Syrian intelligence agents were already compiling lists of names, as they have throughout the war, to hunt down enemies of the regime. The Syrian regime and its supporters have called the White Helmets terrorists, Western-supported propagandists and Islamists. Russia has also criticized them, implying they fake chemical weapons attacks. When the Syrian rebels agreed to a reconciliation deal last week the White Helmets were not part of it. They could not remain under regime control or go north. They faced torture, or worse, at the hands of the regime if caught. Damascus has portrayed the operation to save the White Helmets as “criminal” and aiding “Israel and its tools.”
Washington and Ottawa were scrambling to help the organization. Western governments have aided the organization during the conflict. The US released $6.6 million in funding for the Syrian Civil Defense in June and US President Donald Trump was aware of the organization’s work. Canada’s Foreign Affairs Minister Chrystia Freeland was at the NATO summit in Europe on July 11. At a dinner Freeland said the White Helmets needed to be rescued. It was a “moral obligation,” a source told the CBC. She would later call them “courageous volunteers and first responders.” Alongside the United Kingdom and Germany she sought a way to help them evacuate.
It took personal calls from Trump and Canadian Prime Minister Justin Trudeau
to Prime Minister Benjamin Netanyahu to secure the deal. Last week they “requested that we assist in evacuating hundreds of ‘white helmets’ from Syria,” Netanyahu’s office said in a statement Sunday. US Ambassador to Israel David Friedman also worked closely with the Israeli government, US State Department and National Security Council to help with the “daring rescue.” This came amidst a weekend crisis where Jerusalem was on the brink of conflict with Hamas in Gaza and had launched numerous air strikes in retaliation to Hamas killing a soldier with sniper fire.
THE UNHCR was contacted by the US, alongside the UK, Canada, Germany while Jordan authorized the UN to receive the Syrians who UNHCR agreed were “at risk and seeking asylum and solutions in above mentioned countries.” While in Jordan UNHCR would work with the three governments to support a “temporary stay.” This was a key to Jordan’s agreement: A special legal assurance the White Helmets would move on to the West.

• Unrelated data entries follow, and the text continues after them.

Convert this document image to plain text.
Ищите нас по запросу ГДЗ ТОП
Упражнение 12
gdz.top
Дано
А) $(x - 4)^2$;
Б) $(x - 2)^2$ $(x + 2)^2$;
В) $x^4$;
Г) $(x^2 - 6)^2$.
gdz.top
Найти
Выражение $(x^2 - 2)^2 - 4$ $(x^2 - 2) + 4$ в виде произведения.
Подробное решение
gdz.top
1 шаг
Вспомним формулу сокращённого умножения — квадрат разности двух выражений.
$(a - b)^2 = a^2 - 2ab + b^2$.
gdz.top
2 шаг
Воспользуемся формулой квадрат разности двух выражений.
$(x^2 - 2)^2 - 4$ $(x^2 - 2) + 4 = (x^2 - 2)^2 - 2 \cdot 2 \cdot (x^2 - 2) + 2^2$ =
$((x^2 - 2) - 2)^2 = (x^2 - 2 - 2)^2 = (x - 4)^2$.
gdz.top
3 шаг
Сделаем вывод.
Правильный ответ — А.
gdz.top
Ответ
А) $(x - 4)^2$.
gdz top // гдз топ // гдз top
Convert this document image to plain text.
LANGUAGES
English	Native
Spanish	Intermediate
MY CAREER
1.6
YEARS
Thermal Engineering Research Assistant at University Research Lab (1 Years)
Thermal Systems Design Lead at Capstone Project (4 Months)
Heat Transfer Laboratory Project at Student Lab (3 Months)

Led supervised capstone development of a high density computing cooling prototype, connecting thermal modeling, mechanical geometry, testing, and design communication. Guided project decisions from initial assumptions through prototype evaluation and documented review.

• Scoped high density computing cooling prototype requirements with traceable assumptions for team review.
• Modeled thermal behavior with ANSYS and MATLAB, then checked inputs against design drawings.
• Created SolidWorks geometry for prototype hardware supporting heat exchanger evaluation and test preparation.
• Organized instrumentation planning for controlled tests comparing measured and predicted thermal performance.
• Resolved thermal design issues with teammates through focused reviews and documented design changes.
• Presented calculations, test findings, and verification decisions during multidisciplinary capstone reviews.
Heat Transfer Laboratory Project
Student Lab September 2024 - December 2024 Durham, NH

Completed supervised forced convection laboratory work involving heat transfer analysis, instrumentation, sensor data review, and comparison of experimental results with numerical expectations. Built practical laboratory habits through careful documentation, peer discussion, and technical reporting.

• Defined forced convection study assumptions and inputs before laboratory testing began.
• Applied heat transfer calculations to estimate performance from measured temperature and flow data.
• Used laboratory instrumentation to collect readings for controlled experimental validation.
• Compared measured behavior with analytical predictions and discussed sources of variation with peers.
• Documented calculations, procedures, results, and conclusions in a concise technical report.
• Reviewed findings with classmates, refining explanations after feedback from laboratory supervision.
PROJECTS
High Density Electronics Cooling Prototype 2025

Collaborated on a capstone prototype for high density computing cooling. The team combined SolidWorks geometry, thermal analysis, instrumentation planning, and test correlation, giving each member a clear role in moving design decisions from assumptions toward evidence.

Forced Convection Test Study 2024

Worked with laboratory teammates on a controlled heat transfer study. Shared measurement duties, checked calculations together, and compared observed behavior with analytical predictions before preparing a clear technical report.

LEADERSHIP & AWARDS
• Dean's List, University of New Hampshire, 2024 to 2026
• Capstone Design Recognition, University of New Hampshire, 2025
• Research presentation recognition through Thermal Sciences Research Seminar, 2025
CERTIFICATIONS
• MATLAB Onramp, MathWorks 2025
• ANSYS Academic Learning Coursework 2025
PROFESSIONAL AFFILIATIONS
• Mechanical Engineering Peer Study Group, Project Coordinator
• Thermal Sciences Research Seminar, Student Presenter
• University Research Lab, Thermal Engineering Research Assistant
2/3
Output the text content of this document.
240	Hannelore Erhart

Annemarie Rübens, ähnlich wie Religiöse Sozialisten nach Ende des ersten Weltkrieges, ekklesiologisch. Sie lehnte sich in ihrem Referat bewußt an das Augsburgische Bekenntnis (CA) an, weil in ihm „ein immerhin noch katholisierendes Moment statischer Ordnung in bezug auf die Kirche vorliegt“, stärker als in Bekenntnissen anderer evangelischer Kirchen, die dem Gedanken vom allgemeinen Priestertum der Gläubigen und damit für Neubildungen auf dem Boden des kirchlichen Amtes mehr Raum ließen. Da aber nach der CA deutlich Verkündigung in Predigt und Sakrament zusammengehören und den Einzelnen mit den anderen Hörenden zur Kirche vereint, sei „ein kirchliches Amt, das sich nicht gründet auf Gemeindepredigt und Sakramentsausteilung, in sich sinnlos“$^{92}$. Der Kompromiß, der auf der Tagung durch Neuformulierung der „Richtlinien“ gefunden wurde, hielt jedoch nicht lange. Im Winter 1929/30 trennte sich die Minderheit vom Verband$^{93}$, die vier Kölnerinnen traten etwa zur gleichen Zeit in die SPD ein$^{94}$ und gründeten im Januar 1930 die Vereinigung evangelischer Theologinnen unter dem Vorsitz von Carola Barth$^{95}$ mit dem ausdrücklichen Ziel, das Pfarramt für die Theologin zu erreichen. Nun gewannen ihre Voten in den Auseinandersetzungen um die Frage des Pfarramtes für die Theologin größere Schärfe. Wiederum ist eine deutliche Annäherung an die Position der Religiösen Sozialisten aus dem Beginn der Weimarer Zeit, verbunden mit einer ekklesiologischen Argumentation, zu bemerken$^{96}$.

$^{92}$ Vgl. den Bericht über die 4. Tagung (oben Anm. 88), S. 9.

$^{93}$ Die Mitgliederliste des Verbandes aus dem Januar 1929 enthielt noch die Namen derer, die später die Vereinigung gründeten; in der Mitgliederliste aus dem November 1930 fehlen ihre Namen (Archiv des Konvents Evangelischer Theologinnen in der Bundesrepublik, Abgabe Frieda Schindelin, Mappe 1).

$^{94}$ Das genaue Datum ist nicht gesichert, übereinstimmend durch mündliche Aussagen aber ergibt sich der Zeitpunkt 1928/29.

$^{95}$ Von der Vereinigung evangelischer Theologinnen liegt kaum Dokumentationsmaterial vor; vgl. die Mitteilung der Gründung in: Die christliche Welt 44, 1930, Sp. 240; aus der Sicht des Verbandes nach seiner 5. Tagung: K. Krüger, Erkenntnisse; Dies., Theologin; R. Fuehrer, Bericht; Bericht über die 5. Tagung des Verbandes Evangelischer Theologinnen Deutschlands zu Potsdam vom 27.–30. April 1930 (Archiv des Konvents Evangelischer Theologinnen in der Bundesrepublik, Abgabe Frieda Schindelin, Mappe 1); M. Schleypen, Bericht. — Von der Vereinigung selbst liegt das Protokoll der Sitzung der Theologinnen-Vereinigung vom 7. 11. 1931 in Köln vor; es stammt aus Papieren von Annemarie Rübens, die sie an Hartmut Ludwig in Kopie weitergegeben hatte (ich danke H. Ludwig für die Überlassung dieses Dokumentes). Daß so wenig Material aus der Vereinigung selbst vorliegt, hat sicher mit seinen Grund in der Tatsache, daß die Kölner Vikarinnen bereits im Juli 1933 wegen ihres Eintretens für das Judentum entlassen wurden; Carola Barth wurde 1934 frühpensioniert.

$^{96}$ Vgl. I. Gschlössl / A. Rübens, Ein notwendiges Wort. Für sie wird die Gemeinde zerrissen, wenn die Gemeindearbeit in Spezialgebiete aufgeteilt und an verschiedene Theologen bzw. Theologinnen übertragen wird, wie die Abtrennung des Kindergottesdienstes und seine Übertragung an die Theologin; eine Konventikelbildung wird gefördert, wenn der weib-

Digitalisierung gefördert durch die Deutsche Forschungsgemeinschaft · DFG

With the UNHCR on board and Jordan agreeing to host them temporarily, the operation could proceed. In the day before it began the Syrian regime and Islamic State began a massive battle not far from areas where the White Helmets and their families were sheltering. Meanwhile around 6,000 people who had been displaced by the fighting and wanted to head to Idlib were boarding buses for the north.
Bild reporter Paul Ronzheimer and photojournalist Giorgos Moutafis had been waiting on the Golan for three days by Saturday night, two of only a handful of journalists and others who knew about the operation. “The military and police cordoned off individual roads, the evacuation being screened at an Israeli military bus. Various vehicles, including minibuses were visible in the dark of night,” he wrote. From 9:30 p.m. the evacuation began and he followed the buses down to the Jordan border where he tweeted photos of them crossing over at 5 a.m.
Another problem faced at the border, according to foreign reports, was that checkpoints and fighting with ISIS, which had gone on all day Saturday before the evacuation began, hampered efforts. For that reason the number evacuated was not 800 but 422.
The rescue of the White Helmets has received widespread international attention and Israel has been praised for its role. “Thank you Israel,” tweeted Niels Annen, a German politician from the SPD. UK Foreign Secretary Jeremy Hunt also thanked Israel and the US “deeply appreciated” Israel’s role. But there are unanswered questions. Julian Roepcke, a journalist with Bild noted that even as people were cheering the success, the Russian air force was flying supplies from France to Latakia for Syrian-regime controlled areas. “Can be a reference to the high price that the West had to pay Putin and Assad,” he wrote.
The operation is seen as a success, but the reality is that it also reflects the failure of Western powers to stymie Assad’s offensive. Southern Syria’s rebel areas fell quickly in June and July because the US and other powers indicated they would not receive support. Morale collapsed among the rebels. All that is left of the rebellion in the south, where it began in Deraa, are memories of those days in 2011 and 2012 when protesters massed against the regime. “The rescuers became the rescued,” Nine News Australia says of the operation.
This momentary success by the four Western powers, Israel, Jordan and the UN was a rare and unique cooperation. It also seems to be a way to salvage the bare minimum of what is left in Syria. “We renew our call on the Assad regime and Russia to abide by their commitments, end the violence and protect all Syrian civilians,” the State Department said. But the regime understands it could do whatever it wants in southern Syria. The only places it has been stopped is in northern Syria where Turkey has moved in to provide an umbrella of protection around the rebels, and in eastern Syria where the US and the Syrian Democratic Forces are present after defeating ISIS.
Yet there are still people in Syria who need aid, including those sheltering near the Golan border. For Dalton Thomas, founder of FAI Relief, an apolitical organization that has been providing aid in southern Syria, the work goes on.
“The evacuation of the White Helmets signals an end of an era and the beginning of a new one: The rebuilding of Syria in the wake of the greatest humanitarian crises since World War Two.” FAI, the only health care provider of its kind left in southern Syria, seeks to stay out of politics while aiding Syrians, he says.